De ma première tentative d’écriture, je ne me souviens que de ces quelques mots. J’avais une dizaine d’années, et je rêvais ma vie. Une vie d’écrivain, ou d’écrits vains, peut-être. Dans ce début de roman de trois ou quatre lignes, il était question d’un trappeur solitaire, dans les espaces immenses du Nouveau Monde, qui à la tombée du jour installait son campement… au bord d’un lac foisonnant de poissons. J’avais créé une ébauche de héros, mais j’étais encore incapable d’inventer l’histoire qui lui donnerait vie. Ce personnage, d’ailleurs, était fortement inspiré des illustrés bon marché dans lesquels je me réfugiais alors pour échapper à une réalité peu enthousiasmante.
Loin des albums luxueux de bandes dessinées, ces comics à la française, aujourd’hui disparus, étaient imprimés sur du mauvais papier, et seule la couverture était en couleurs. Avant de pouvoir accéder à la petite puis à la grande littérature, ces illustrés constituèrent pour moi la première porte d’entrée dans cet univers parallèle de la fiction, où j’avais déjà compris que se situait si ce n’est la vraie vie, du moins la seule qui méritait d’être vécue. L’un de mes héros favoris était Blek le Roc, trappeur américain dont je m’inspirai pour créer ce personnage qui, après cette nuit à la belle étoile, ne vit jamais l’aube du jour suivant, puisque ce premier roman fut mort-né. Je rends hommage à ce soldat inconnu de l’histoire de la littérature, disparu prématurément avant même d’avoir pu pêcher dans ce lac… foisonnant de poissons.
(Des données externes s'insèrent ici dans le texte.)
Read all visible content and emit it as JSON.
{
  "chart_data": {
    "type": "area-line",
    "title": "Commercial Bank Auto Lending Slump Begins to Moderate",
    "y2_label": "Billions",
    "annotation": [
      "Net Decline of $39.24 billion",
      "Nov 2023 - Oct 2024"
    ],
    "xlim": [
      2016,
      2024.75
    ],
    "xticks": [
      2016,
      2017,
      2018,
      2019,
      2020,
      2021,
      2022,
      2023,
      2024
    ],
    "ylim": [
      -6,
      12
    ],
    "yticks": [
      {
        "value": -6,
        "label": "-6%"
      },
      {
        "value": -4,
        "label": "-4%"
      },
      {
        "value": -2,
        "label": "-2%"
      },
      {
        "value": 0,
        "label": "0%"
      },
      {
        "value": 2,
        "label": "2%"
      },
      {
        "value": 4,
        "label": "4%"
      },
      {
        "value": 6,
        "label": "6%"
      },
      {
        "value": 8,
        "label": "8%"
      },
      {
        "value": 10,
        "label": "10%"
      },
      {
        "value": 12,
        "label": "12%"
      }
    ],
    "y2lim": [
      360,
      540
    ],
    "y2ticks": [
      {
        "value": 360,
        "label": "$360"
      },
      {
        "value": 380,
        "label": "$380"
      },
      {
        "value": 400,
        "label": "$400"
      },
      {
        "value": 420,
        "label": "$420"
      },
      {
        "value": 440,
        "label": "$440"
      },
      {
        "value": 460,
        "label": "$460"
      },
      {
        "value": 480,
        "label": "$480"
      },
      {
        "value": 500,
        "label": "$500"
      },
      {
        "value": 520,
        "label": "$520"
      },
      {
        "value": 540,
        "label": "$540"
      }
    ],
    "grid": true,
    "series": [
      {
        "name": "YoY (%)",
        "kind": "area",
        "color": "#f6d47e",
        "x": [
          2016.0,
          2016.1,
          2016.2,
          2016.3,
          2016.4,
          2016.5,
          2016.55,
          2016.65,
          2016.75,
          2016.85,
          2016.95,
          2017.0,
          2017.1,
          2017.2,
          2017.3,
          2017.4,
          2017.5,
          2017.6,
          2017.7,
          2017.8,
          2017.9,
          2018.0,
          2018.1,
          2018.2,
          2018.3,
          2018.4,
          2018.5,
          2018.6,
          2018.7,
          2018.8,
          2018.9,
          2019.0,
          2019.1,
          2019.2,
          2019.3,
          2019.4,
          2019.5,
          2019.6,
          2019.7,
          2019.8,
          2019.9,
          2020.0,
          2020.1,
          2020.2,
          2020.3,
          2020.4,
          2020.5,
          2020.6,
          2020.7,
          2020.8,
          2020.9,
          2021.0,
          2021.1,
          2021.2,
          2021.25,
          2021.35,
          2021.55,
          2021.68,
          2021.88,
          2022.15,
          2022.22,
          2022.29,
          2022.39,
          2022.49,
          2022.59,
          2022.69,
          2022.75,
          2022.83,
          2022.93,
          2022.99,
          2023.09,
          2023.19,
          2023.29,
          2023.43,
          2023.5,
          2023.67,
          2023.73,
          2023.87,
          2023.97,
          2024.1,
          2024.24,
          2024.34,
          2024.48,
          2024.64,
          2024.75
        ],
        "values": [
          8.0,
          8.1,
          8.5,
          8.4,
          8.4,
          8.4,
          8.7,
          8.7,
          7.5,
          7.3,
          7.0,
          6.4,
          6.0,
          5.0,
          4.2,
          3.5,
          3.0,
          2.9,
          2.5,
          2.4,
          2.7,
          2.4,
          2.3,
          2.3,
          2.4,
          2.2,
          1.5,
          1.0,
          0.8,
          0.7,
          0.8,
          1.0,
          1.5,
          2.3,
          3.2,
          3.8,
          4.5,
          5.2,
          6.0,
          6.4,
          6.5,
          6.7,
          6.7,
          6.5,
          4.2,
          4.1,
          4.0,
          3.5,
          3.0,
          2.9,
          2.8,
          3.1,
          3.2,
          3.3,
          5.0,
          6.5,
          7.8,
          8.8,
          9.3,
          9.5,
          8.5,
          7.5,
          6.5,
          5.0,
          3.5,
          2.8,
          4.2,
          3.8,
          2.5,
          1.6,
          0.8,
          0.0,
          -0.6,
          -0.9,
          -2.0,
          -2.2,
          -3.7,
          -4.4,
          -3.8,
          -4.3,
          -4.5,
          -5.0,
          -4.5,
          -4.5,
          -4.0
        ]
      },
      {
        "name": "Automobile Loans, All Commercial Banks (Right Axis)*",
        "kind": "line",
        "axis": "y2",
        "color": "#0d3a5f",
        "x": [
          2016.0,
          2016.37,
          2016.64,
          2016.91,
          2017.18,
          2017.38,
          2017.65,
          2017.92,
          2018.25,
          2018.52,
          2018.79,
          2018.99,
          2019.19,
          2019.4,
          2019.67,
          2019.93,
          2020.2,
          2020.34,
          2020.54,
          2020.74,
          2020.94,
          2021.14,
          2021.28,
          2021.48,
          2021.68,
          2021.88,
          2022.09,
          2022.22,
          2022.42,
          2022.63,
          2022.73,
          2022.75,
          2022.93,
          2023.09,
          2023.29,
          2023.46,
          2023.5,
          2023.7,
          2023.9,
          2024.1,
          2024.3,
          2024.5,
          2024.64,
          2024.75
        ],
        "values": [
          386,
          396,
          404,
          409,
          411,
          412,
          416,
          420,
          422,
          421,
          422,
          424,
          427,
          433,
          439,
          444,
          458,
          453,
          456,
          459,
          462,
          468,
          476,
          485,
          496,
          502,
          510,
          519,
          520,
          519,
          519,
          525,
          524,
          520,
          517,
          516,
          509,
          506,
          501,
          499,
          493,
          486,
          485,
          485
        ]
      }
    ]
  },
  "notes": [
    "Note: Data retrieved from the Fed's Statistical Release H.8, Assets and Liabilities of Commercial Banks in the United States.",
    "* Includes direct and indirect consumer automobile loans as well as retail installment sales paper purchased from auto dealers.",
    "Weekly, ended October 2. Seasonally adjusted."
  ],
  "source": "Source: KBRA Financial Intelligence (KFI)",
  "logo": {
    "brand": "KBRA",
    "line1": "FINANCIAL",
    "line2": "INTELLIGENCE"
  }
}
Mais pourquoi justement ces quelques mots ancrés dans ma mémoire, comme marquant le début de ma carrière littéraire ? Mon lac, à l’évidence, prend sa source au plus profond de cet imaginaire collectif décrit par Bachelard dans “L’eau et les rêves”. Au matin de mon existence, comme cet embryon de héros que je venais d’engendrer, je me tenais moi aussi au bord de ce lac, comme au bord de la vie, déjà conscient que mes nourritures terrestres étaient enfouies sous la surface d’une eau stagnante et sombre, plutôt qu’à l’air libre dans les champs cultivés. Je suis resté cet enfant rêvant d’un lac foisonnant de poissons, mais retardant le moment de la pêche de peur qu’elle ne soit pas aussi miraculeuse qu’espéré, et que les poissons aient moins bonne allure une fois sortis de l’eau.